E Anne conseguiu que a senhora Campbell deixasse que a pequena Elizabeth passasse duas semanas com ela e nem um dia a mais. Elizabeth, ansiosa pelas duas semanas inteiras ao lado da senhorita Shirley, não queria mais nada da vida.

- Eu me sinto como a senhorita Elizabeth hoje - contou à Anne com um suspiro de satisfação enquanto se afastavam de Windy Poplars. - Poderia me chamar de "senhorita Elizabeth" quando for me apresentar para seus amigos em Green Gables? Eu me sentiria tão adulta!

- Eu prometo - disse Anne com seriedade, recordando-se de uma mocinha de cabelos ruivos que já havia implorado para ser chamada de Cordélia.

A viagem de Elizabeth de Bright River a Green Gables, por uma estrada cuja paisagem só poderia pertencer à Ilha do Príncipe Edward em junho, foi quase tão deslumbrante quanto fora para Anne naquela primavera memorável, tantos anos atrás. O mundo era lindo, com prados ao vento de cada lado e surpresas à espreita em cada curva. Ela estava com sua amada senhorita Shirley; ela ficaria livre da Ajudante durante duas semanas inteiras; ela havia ganho um vestido xadrez rosa e um par de adoráveis botas marrons. Era quase como se o Amanhã já tivesse chegado, com mais catorze amanhãs pela frente. Os olhos de Elizabeth brilhavam sonhadoramente ao entrar na estradinha de Green Gables, onde as rosas silvestres cresciam.

As coisas pareceram mudar magicamente para Elizabeth quando chegaram a Green Gables. Por duas semanas, ela viveu em um mundo de romance. Era impossível sair pela porta e não dar de cara com algo romântico. Coisas estavam prestes a acontecer em Avonlea, se não hoje, amanhã. Elizabeth sabia que ainda não tinha chegado ao Amanhã, mas que estava bem próxima.

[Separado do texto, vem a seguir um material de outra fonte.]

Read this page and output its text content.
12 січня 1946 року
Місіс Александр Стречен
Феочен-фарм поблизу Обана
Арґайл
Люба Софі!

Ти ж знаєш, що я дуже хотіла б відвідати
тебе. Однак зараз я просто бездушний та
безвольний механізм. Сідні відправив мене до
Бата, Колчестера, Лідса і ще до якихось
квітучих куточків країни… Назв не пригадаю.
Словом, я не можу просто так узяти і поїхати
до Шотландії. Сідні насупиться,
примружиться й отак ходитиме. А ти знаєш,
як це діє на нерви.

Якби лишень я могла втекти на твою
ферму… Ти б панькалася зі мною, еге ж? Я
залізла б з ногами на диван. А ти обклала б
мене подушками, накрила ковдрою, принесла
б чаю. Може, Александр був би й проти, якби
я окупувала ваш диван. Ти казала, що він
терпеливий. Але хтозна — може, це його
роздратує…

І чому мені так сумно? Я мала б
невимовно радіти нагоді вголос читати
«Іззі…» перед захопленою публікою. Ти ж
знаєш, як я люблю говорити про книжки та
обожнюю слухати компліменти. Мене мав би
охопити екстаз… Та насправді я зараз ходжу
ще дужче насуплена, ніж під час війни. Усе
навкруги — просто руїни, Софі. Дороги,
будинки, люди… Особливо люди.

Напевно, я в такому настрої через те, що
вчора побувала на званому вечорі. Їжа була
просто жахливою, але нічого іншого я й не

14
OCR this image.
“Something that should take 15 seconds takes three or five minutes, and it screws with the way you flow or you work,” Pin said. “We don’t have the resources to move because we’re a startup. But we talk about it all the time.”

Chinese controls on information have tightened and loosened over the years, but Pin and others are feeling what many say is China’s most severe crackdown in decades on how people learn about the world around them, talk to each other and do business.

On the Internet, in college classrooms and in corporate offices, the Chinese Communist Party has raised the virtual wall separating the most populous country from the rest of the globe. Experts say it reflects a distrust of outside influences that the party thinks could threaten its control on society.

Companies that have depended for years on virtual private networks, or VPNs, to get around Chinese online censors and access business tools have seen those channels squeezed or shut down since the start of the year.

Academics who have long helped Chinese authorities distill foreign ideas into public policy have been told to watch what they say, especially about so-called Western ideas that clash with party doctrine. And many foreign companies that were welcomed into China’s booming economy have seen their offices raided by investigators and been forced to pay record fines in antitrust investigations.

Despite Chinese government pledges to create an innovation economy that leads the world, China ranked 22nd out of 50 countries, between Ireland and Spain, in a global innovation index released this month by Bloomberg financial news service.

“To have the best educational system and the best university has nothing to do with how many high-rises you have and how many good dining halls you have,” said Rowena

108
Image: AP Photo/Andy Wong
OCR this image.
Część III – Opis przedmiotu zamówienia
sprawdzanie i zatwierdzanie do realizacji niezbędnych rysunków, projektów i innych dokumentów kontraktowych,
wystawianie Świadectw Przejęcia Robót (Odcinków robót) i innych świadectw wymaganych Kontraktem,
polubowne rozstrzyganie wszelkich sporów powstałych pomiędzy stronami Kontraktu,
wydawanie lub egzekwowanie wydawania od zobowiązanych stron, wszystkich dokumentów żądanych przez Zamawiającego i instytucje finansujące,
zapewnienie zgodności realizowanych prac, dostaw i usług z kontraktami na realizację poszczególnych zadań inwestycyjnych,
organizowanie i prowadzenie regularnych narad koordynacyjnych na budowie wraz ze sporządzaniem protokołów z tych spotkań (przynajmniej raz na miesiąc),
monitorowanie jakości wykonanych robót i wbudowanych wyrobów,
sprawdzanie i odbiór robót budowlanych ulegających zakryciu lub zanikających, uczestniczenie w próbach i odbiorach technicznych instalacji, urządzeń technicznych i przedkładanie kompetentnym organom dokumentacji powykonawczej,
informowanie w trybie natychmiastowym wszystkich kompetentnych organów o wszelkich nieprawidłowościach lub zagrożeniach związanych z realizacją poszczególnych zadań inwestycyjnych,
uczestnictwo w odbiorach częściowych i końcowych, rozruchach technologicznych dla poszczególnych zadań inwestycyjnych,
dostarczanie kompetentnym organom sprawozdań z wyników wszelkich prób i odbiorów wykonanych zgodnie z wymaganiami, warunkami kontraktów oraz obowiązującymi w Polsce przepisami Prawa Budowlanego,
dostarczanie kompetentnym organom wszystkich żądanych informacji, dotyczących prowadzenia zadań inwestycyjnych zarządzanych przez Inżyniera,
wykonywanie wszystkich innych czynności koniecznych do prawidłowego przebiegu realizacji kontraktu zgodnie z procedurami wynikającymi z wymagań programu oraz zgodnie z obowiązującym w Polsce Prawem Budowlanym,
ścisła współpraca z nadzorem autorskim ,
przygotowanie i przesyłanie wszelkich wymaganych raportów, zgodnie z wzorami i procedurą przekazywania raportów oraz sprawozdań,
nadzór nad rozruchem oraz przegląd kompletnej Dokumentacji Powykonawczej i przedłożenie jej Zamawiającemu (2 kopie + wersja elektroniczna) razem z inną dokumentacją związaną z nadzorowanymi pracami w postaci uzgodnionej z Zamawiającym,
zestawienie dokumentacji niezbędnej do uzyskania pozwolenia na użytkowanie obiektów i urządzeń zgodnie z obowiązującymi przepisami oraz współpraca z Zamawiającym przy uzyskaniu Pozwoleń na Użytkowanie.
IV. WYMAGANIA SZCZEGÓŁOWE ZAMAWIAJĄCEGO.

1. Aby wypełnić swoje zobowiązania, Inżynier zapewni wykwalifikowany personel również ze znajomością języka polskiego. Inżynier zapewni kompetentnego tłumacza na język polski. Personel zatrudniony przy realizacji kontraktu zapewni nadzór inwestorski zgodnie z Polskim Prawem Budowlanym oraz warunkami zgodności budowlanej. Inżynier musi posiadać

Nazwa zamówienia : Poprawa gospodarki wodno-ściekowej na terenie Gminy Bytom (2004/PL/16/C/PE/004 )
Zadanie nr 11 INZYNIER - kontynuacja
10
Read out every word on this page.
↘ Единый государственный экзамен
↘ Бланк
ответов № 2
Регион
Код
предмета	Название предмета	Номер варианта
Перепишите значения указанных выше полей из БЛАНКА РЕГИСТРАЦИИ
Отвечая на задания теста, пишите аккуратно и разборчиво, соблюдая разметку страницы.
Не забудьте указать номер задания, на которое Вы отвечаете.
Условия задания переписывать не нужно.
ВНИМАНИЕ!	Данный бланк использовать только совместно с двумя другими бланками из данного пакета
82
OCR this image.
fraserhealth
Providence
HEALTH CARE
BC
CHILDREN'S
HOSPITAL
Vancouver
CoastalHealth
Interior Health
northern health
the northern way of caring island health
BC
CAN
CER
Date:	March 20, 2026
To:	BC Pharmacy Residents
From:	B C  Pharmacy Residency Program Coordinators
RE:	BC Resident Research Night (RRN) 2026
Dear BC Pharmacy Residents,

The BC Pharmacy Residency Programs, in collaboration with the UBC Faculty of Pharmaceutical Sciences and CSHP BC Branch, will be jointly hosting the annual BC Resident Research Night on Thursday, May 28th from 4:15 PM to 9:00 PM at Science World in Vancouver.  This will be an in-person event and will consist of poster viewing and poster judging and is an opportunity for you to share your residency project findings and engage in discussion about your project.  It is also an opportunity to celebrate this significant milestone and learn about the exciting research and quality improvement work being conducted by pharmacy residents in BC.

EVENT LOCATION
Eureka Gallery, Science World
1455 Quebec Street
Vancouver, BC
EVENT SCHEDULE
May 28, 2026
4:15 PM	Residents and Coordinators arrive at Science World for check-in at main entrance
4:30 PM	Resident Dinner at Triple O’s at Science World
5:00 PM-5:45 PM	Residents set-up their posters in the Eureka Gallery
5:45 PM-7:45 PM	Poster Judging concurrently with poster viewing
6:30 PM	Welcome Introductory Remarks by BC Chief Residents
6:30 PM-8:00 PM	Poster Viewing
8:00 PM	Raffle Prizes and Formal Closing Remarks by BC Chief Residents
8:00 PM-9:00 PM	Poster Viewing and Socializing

Tudo em Green Gables parecia conhecê-la. Até mesmo o antigo jogo de chá rosa-claro de Marilla lhe parecia familiar. Os quartos a recebiam como se ela sempre os tivesse amado, até a grama parecia mais verde que em qualquer outro lugar e os moradores de Green Gables eram o tipo de pessoas que habitavam o Amanhã. Ela os amou e foi amada por eles. Davy e Dora se encantaram por ela e a mimaram; Marilla e a senhora Lynde a aprovaram. Ela era asseada, tinha modos e tratava os mais velhos com respeito. Eles sabiam que Anne não gostava dos métodos da senhora Campbell, mas era visível que ela educara a neta propriamente.

- Ah, eu não quero dormir, senhorita Shirley - sussurrou Elizabeth na pequena cama do quartinho do sótão, depois de uma noite divertida. - Não quero perder um minuto dessas maravilhosas semanas. Bem que eu queria passar esse tempo sem precisar dormir.

Ela não dormiu de imediato. Era celestial ficar ali quietinha, ouvindo o esplêndido ribombar distante que a senhorita Shirley lhe dissera ser do oceano. Elizabeth também gostou do silvo do vento nos beirais. Ela sempre tivera "medo da noite". Quem saberia dizer que criaturas espreitavam por aí, prontas para atacar? Mas agora não tinha mais medo. Pela primeira vez, a noite parecia ser sua amiga.

Elas iriam à praia no dia seguinte, a senhorita Shirley havia prometido, para mergulhar em meio às ondas de bordas prateadas que quebravam além das grandes dunas de Avonlea quando cruzavam a última grande colina. Elizabeth já podia vê-las chegando, uma depois da outra. Uma delas era uma imensa onda de sono, que levou Elizabeth junto, com um delicioso suspiro de rendição.

"É... tão... fácil... amar... Deus... aqui..." foi o último pensamento consciente dela.

Em todas as noites em Green Gables, ela ficou acordada até bem depois da senhorita Shirley, pensando nas coisas. Por que a vida em Evergreens não podia ser como em Green Gables?

Elizabeth nunca morou em um lugar onde pudesse fazer barulho quando quisesse. Todos em Evergreens tinham que se mover de mansinho, falar de mansinho e até pensar de mansinho, era a impressão que Elizabeth tinha. Havia ocasiões em que ela desejava, perversamente, gritar com todas as forças.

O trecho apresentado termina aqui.